Amanda Knox na Netflix
Quando descobri o caso da Amanda Knox, foi algures em 2009, porque vi uma notícia sobre um dos julgamentos. Lembro-me de na altura ter ficado perplexa e toca a mergulhar no incrível mundo da Internet a absorver, a colher, a mastigar e a reler mil informações e comentários. O caso é macabro e bem sensacionalista, eu sei, mas na altura acho que mexeu muito comigo, porque no ano anterior estava eu a fazer Erasmus e no naquele momento, estava a estagiar e a fazer o papel inverso, a receber Erasmus. A ideia de que um período, tão feliz para mim, se pudesse converter num show de horrores, impactou-me verdadeiramente.
Para quem não sabe, Amanda Knox é uma norte-americana, que aos 20 anos foi fazer um intercâmbio na Itália, tipo Erasmus. Ela partilhava casa com uma estudante inglesa, Meredith Kercher. Meredith acabou morta de forma brutal e o corpo foi encontrado no quarto dela. O alarme foi dado por Amanda Knox e pelo namorado italiano, que mais tarde passaram a suspeitos de assassinato, tendo sido, inclusive considerados culpados em 2007 e tendo chegado a cumprir os primeiros anos pena. Depois de vários apelos, foram libertados, porque o tribunal considerou que as provas forenses tinham erros graves. Pelo meio, um traficante da Costa de Marfim, Rudy Guede, foi e continua preso e outro homem, que chegou a ser indevidamente acusado por Knox, que era afinal inocente. Para mais detalhes leiam AQUI, porque todo o processo é uma verdadeira telenovela.
Apesar do horror do homicídio, o que tornou o caso tão mediático era toda a atenção dada a Knox: branca, bonita e empática. Escrutinou-se ao mínimo a sua vida, inclusive as relações sexuais, o que vestia, os locais que frequentava, etc. O diário dela chegou à imprensa. Discutia-se porque sorria, porque usava maquilhagem, por isto e por aquilo. Exploraram-se e seguramente inventaram-se vários detalhes detalhes sórdidos sobre o caso, com historias de orgias, sexo louco, sadomasoquismo, drogas e o diabo a sete!
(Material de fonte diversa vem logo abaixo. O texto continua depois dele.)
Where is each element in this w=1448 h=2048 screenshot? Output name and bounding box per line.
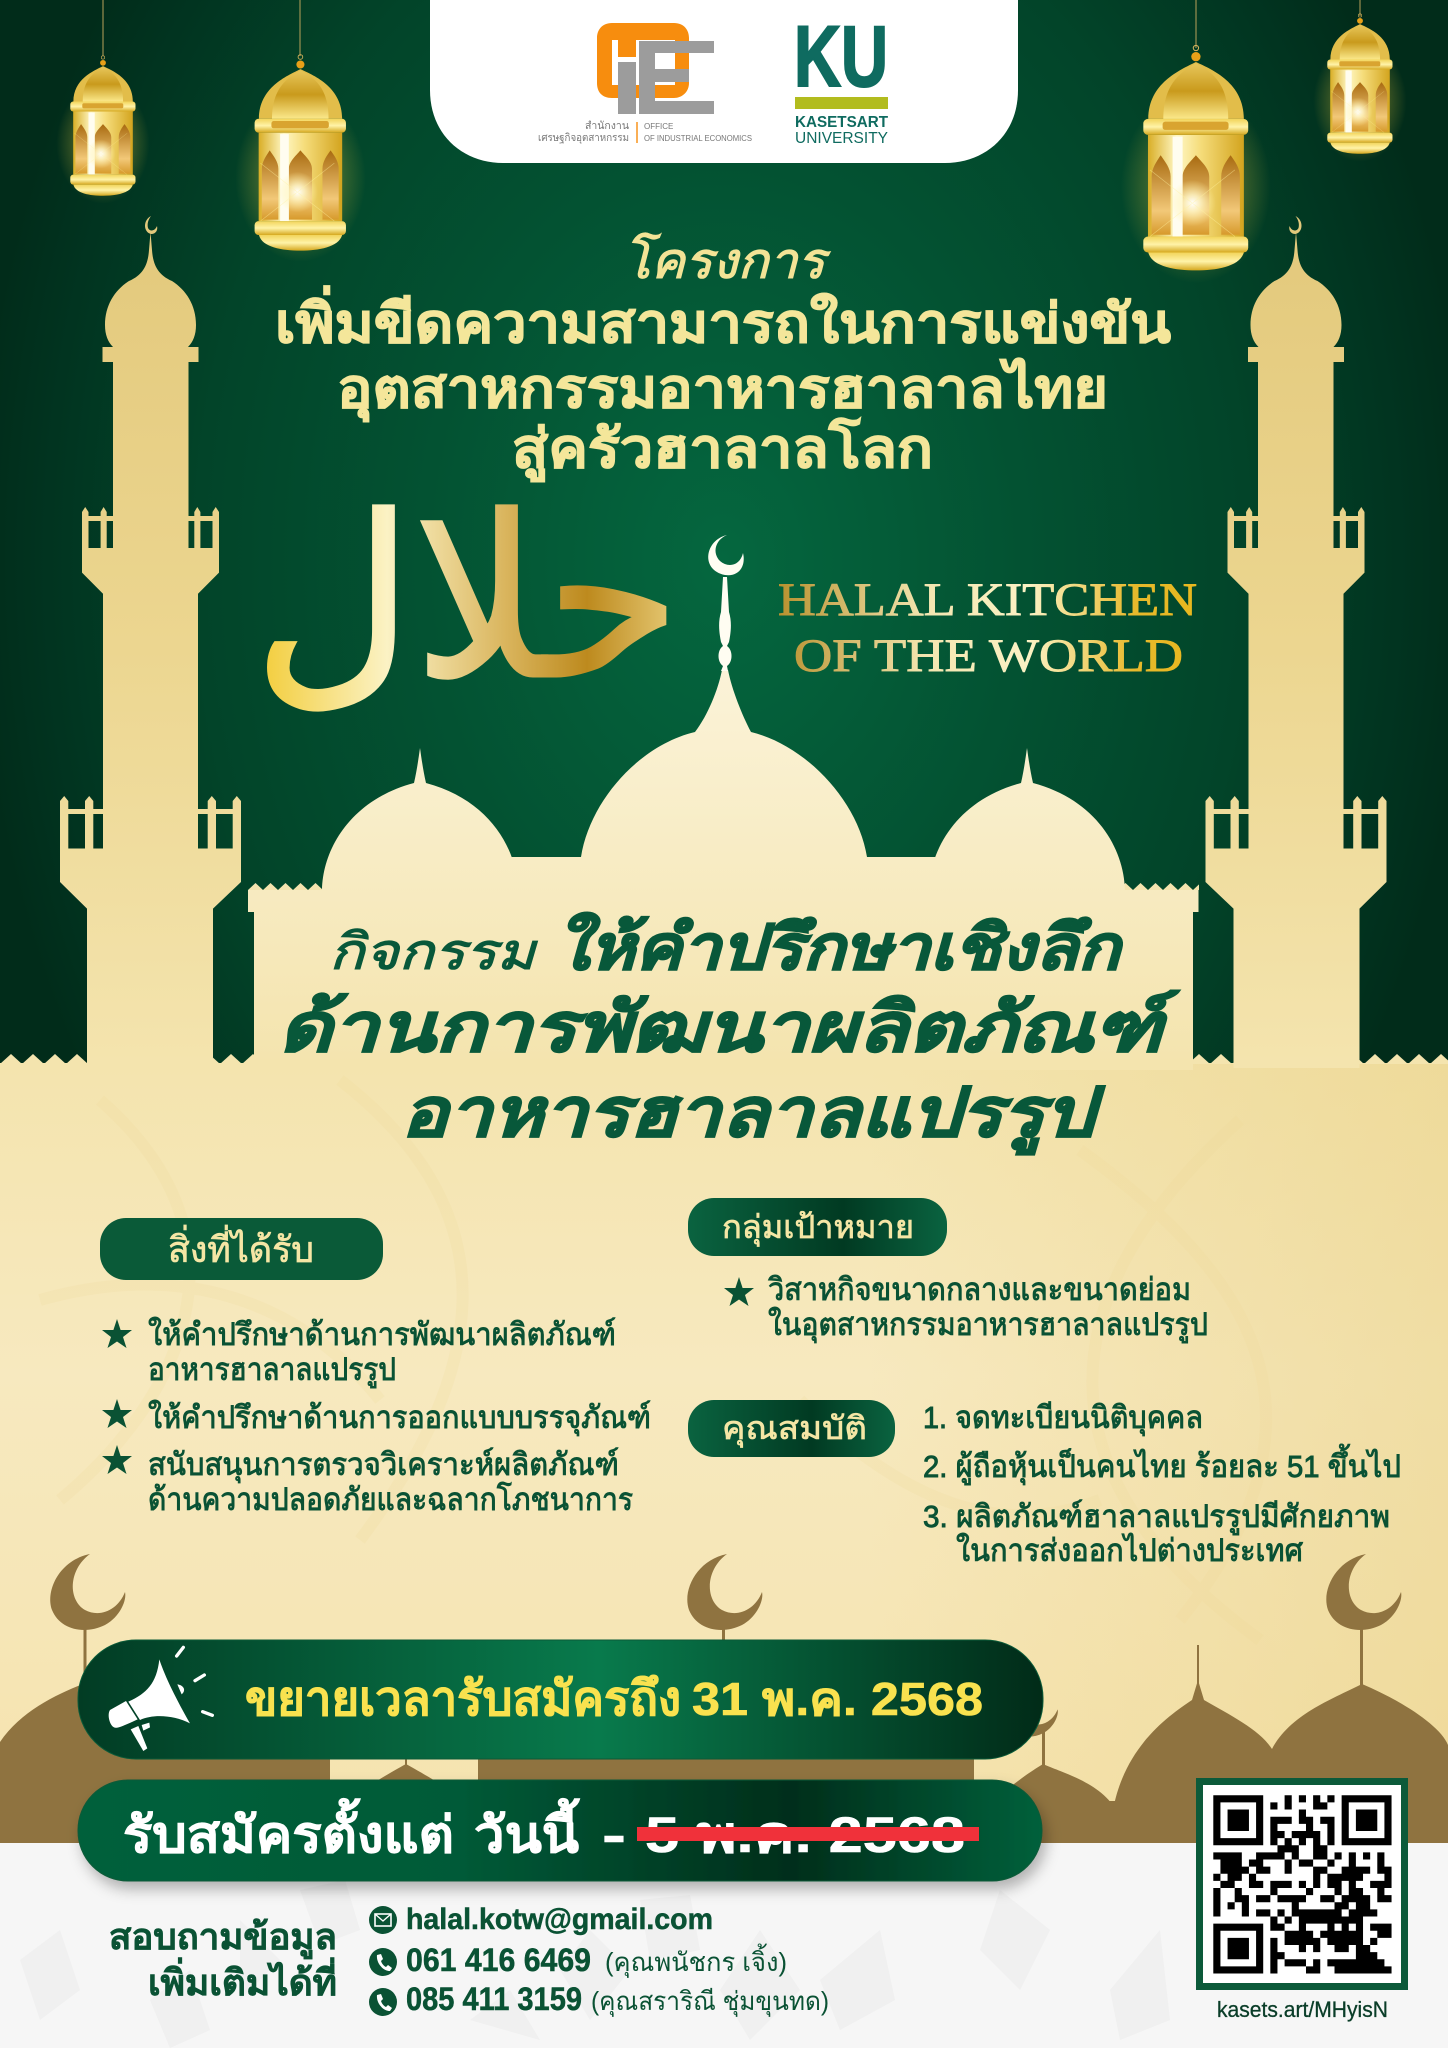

A Netflix lançou há pouco tempo, um documentário, onde alguns dos envolvidos falam o caso: um jornalista, o policia, Amanda e o, agora, ex-namorado, em separado, tecem as suas considerações sobre o caso e a contam o seu lado da historia, para a camera. Sem grandes produções ou cenários. Tudo muito cru. Os autores deram espaço a estas pessoas para falar sobre elas. O que me continua a surpreender é o pouco que se fala da vítima, de Meredith.
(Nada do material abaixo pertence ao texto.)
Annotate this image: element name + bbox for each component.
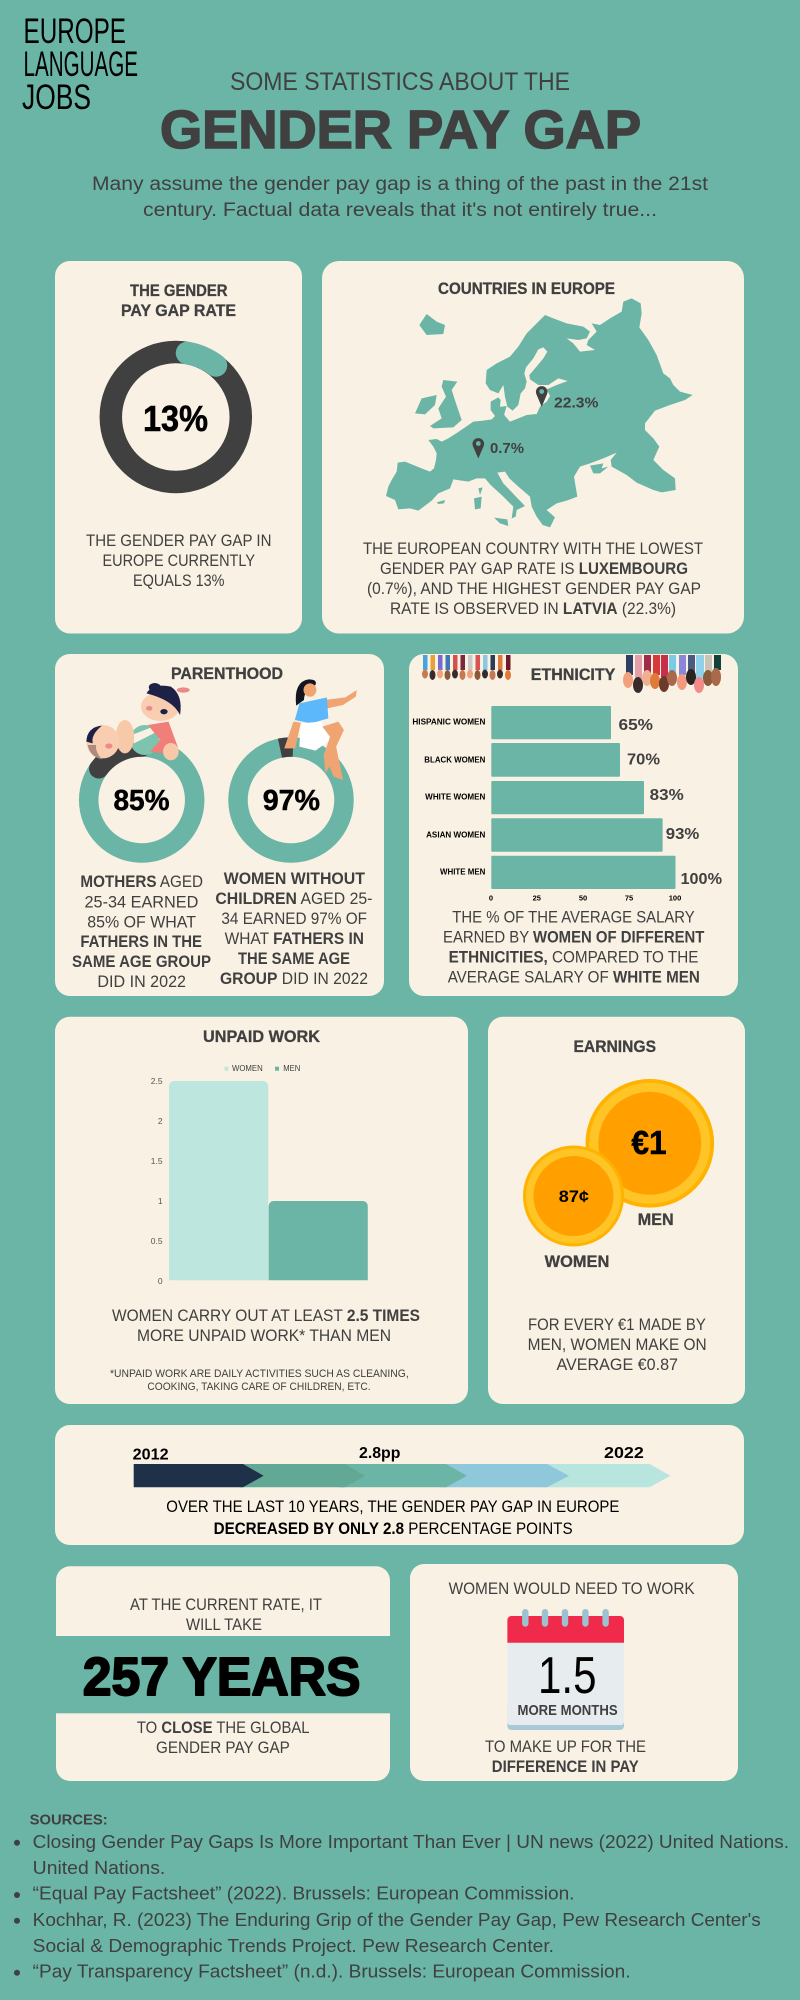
text: at the current rate: AT THE CURRENT RATE, IT — [130, 1596, 322, 1614]
labels: timeline years: 2.8pp — [359, 1445, 401, 1462]
arrow: timeline chevrons — [134, 1464, 670, 1487]
bar chart: salary by ethnicity: 100% — [680, 871, 722, 888]
donut chart: 13% — [111, 352, 241, 482]
heading: earnings: EARNINGS — [574, 1038, 656, 1056]
source list: Social & Demographic Trends Project. Pew Research Center. — [33, 1935, 554, 1956]
text: to make up the difference: DIFFERENCE IN PAY — [492, 1758, 639, 1776]
heading: parenthood: PARENTHOOD — [171, 665, 283, 683]
illustration: woman sitting on ring — [284, 679, 357, 780]
text: mothers — [72, 873, 211, 991]
bar chart: salary by ethnicity: 50 — [579, 894, 587, 903]
text: earnings description — [528, 1316, 707, 1374]
bar chart: salary by ethnicity: 65% — [618, 717, 653, 734]
intro text: century. Factual data reveals that it's not entirely true... — [143, 200, 657, 221]
source list: Kochhar, R. (2023) The Enduring Grip of the Gender Pay Gap, Pew Research Center's — [33, 1909, 761, 1930]
text: mothers: DID IN 2022 — [97, 973, 186, 991]
banner: 257 years: 257 YEARS — [83, 1647, 360, 1707]
text: mothers: 25-34 EARNED — [84, 893, 198, 911]
footnote: unpaid work definition — [110, 1368, 409, 1393]
intro text: Many assume the gender pay gap is a thing of the past in the 21st — [92, 174, 709, 195]
text: gap description: EUROPE CURRENTLY — [102, 552, 255, 570]
source list: “Pay Transparency Factsheet” (n.d.). Brussels: European Commission. — [33, 1961, 631, 1982]
bar chart: salary by ethnicity: 75 — [625, 894, 633, 903]
panel: ethnicity — [409, 654, 738, 996]
source list: United Nations. — [33, 1857, 165, 1878]
text: timeline description — [166, 1498, 619, 1538]
text: lowest and highest countries — [363, 540, 703, 618]
banner: 257 years — [56, 1636, 390, 1713]
map pin: Luxembourg 0.7%: 0.7% — [490, 440, 524, 457]
panel: 257 years — [56, 1566, 390, 1781]
text: gap description — [86, 532, 272, 590]
footnote: unpaid work definition: COOKING, TAKING CARE OF CHILDREN, ETC. — [147, 1381, 371, 1393]
illustration: raised hands right — [623, 655, 721, 693]
footnote: unpaid work definition: *UNPAID WORK ARE DAILY ACTIVITIES SUCH AS CLEANING, — [110, 1368, 409, 1380]
bar chart: salary by ethnicity: 93% — [666, 826, 700, 843]
icon: calendar: 1.5 — [538, 1647, 596, 1705]
text: women without children: 34 EARNED 97% OF — [221, 910, 367, 928]
text: ethnicity description: THE % OF THE AVERAGE SALARY — [452, 909, 695, 927]
label: men: MEN — [638, 1211, 674, 1229]
text: earnings description: FOR EVERY €1 MADE BY — [528, 1316, 706, 1334]
text: to close the gap: TO CLOSE THE GLOBAL — [137, 1719, 310, 1737]
bar chart: unpaid work: 1 — [158, 1196, 163, 1206]
text: at the current rate: WILL TAKE — [186, 1616, 262, 1634]
label: women: WOMEN — [545, 1253, 609, 1271]
text: ethnicity description: EARNED BY WOMEN OF DIFFERENT — [443, 929, 704, 947]
heading: the gender pay gap rate: PAY GAP RATE — [121, 302, 236, 320]
icon: calendar — [507, 1609, 624, 1730]
title block: SOME STATISTICS ABOUT THE — [230, 68, 570, 96]
text: women without children: GROUP DID IN 2022 — [220, 970, 368, 988]
text: timeline description: DECREASED BY ONLY 2.8 PERCENTAGE POINTS — [214, 1520, 573, 1538]
text: women without children: CHILDREN AGED 25- — [215, 890, 372, 908]
coin: men €1 — [586, 1079, 714, 1208]
bar chart: salary by ethnicity: 25 — [533, 894, 541, 903]
text: mothers: MOTHERS AGED — [80, 873, 203, 891]
source list: “Equal Pay Factsheet” (2022). Brussels: European Commission. — [33, 1883, 574, 1904]
labels: timeline years: 2022 — [604, 1445, 644, 1462]
legend: MEN — [283, 1064, 301, 1073]
text: to make up the difference: TO MAKE UP FOR THE — [485, 1738, 646, 1756]
text: lowest and highest countries: GENDER PAY GAP RATE IS LUXEMBOURG — [380, 560, 688, 578]
text: to make up the difference — [485, 1738, 646, 1776]
bar chart: salary by ethnicity: 83% — [650, 787, 684, 804]
coin: women 87¢: 87¢ — [559, 1187, 590, 1206]
bar chart: salary by ethnicity: ASIAN WOMEN — [426, 831, 486, 840]
text: earnings description: AVERAGE €0.87 — [556, 1356, 678, 1374]
bar chart: unpaid work: 2 — [158, 1116, 163, 1126]
source list: Closing Gender Pay Gaps Is More Important Than Ever | UN news (2022) United Nations. — [33, 1831, 789, 1852]
legend — [225, 1064, 301, 1073]
map of Europe — [386, 298, 693, 527]
labels: timeline years — [133, 1445, 644, 1463]
text: unpaid work description: MORE UNPAID WORK* THAN MEN — [137, 1327, 391, 1345]
bar chart: unpaid work — [151, 1076, 368, 1286]
logo: Europe Language Jobs: EUROPE — [24, 12, 126, 51]
text: mothers: SAME AGE GROUP — [72, 953, 211, 971]
donut chart: mothers 85% — [89, 747, 195, 853]
text: lowest and highest countries: (0.7%), AND THE HIGHEST GENDER PAY GAP — [367, 580, 701, 598]
text: women without children: WOMEN WITHOUT — [224, 870, 365, 888]
text: earnings description: MEN, WOMEN MAKE ON — [528, 1336, 707, 1354]
bar chart: salary by ethnicity: 100 — [669, 894, 681, 903]
heading: ethnicity: ETHNICITY — [531, 666, 615, 684]
sources — [14, 1812, 789, 1982]
logo: Europe Language Jobs: JOBS — [22, 78, 91, 117]
heading: the gender pay gap rate — [121, 282, 236, 320]
title block — [160, 68, 641, 160]
text: lowest and highest countries: RATE IS OBSERVED IN LATVIA (22.3%) — [390, 600, 676, 618]
text: women would need to work: WOMEN WOULD NEED TO WORK — [449, 1580, 695, 1598]
heading: unpaid work: UNPAID WORK — [203, 1028, 320, 1046]
text: mothers: 85% OF WHAT — [87, 913, 196, 931]
text: unpaid work description — [112, 1307, 420, 1345]
bar chart: unpaid work: 2.5 — [151, 1076, 163, 1086]
bar chart: salary by ethnicity: WHITE WOMEN — [425, 793, 486, 802]
coin: men €1: €1 — [631, 1124, 667, 1161]
heading: sources: SOURCES: — [30, 1812, 108, 1829]
heading: the gender pay gap rate: THE GENDER — [130, 282, 228, 300]
source list — [14, 1831, 789, 1982]
bar chart: salary by ethnicity: BLACK WOMEN — [424, 756, 486, 765]
text: women without children: THE SAME AGE — [238, 950, 350, 968]
panel: parenthood — [55, 654, 384, 996]
bar chart: salary by ethnicity: 0 — [489, 894, 493, 903]
bar chart: salary by ethnicity — [412, 706, 722, 903]
bar chart: salary by ethnicity: 70% — [627, 752, 660, 769]
text: ethnicity description: ETHNICITIES, COMPARED TO THE — [449, 949, 698, 967]
legend: WOMEN — [232, 1064, 263, 1073]
illustration: raised hands left — [422, 655, 511, 680]
donut chart: women without children 97% — [238, 747, 344, 853]
panel: gender pay gap rate — [55, 261, 302, 634]
donut chart: mothers 85%: 85% — [114, 785, 170, 817]
text: women without children — [215, 870, 372, 988]
text: to close the gap: GENDER PAY GAP — [156, 1739, 290, 1757]
text: gap description: EQUALS 13% — [133, 572, 225, 590]
panel: 1.5 more months — [410, 1564, 738, 1781]
text: mothers: FATHERS IN THE — [80, 933, 202, 951]
title block: GENDER PAY GAP — [160, 100, 641, 160]
text: ethnicity description — [443, 909, 704, 987]
logo: Europe Language Jobs: LANGUAGE — [24, 45, 138, 84]
text: women without children: WHAT FATHERS IN — [225, 930, 364, 948]
panel: ten-year timeline — [55, 1425, 744, 1545]
text: at the current rate — [130, 1596, 322, 1634]
bar chart: unpaid work: 0.5 — [151, 1236, 163, 1246]
map pin: Latvia 22.3%: 22.3% — [554, 395, 598, 412]
coin: women 87¢ — [523, 1146, 624, 1246]
bar chart: salary by ethnicity: HISPANIC WOMEN — [412, 718, 486, 727]
bar chart: unpaid work: 0 — [158, 1276, 163, 1286]
text: timeline description: OVER THE LAST 10 YEARS, THE GENDER PAY GAP IN EUROPE — [166, 1498, 619, 1516]
intro text — [92, 174, 709, 221]
donut chart: women without children 97%: 97% — [263, 785, 320, 817]
bar chart: unpaid work: 1.5 — [151, 1156, 163, 1166]
text: unpaid work description: WOMEN CARRY OUT AT LEAST 2.5 TIMES — [112, 1307, 420, 1325]
icon: calendar: MORE MONTHS — [518, 1702, 618, 1719]
panel: unpaid work — [55, 1017, 468, 1404]
text: ethnicity description: AVERAGE SALARY OF WHITE MEN — [448, 969, 700, 987]
text: gap description: THE GENDER PAY GAP IN — [86, 532, 272, 550]
panel: earnings — [488, 1017, 745, 1404]
map pin: Luxembourg 0.7% — [472, 438, 524, 458]
text: lowest and highest countries: THE EUROPEAN COUNTRY WITH THE LOWEST — [363, 540, 703, 558]
panel: countries in Europe — [322, 261, 744, 634]
labels: timeline years: 2012 — [133, 1446, 169, 1463]
illustration: babies — [86, 683, 190, 760]
bar chart: salary by ethnicity: WHITE MEN — [440, 868, 486, 877]
logo: Europe Language Jobs — [22, 12, 138, 117]
text: to close the gap — [137, 1719, 310, 1757]
heading: countries in Europe: COUNTRIES IN EUROPE — [438, 280, 615, 298]
map pin: Latvia 22.3% — [536, 386, 598, 412]
donut chart: 13%: 13% — [143, 398, 208, 439]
Tal como na altura, também no documentário da Netflix, é assustador o desinteresse que a vitima gera. Como se ela fosse um mero detalhe! O tema é sempre se Knox é ou não culpada, se é um “lobo em pele de cordeiro”, como ela diz; se é como nós. No documentário, o inspector da Policia Italiana é verdadeiramente vergonhoso. Cheio de constatações ridículas baseadas em Deus e na Igreja, que se baseia em conclusões ridículas para provar que Amanda é culpada! A sério, há um momento no documentário, que ele diz que ela é culpada, porque um homem jamais faria algo assim! Como? Talvez até seja, mas depois de ver as imagens do crime e os argumentos deste homem, fica muito, muito fácil de acreditar na inocência dela. E depois há um jornalista, que conta sem pudor, tudo o que escreveu e inventou e tudo o que fez, para conseguir manchetes de jornal. Houve momentos que, juro, senti nojo... e a certeza que fiz muito bem, em não seguir a via de jornalista.
Houve uma jovem que morreu. Pais que perderam a filha, irmãos que perderam uma irmã e, claramente, uma vida interrompida! A vida continua, mais ou menos torta, para todas estas pessoas - o namorado italiano, que ainda está em Itália, agora é tipo o Moita Flores e comenta crimes na TV Italiana. Enfim!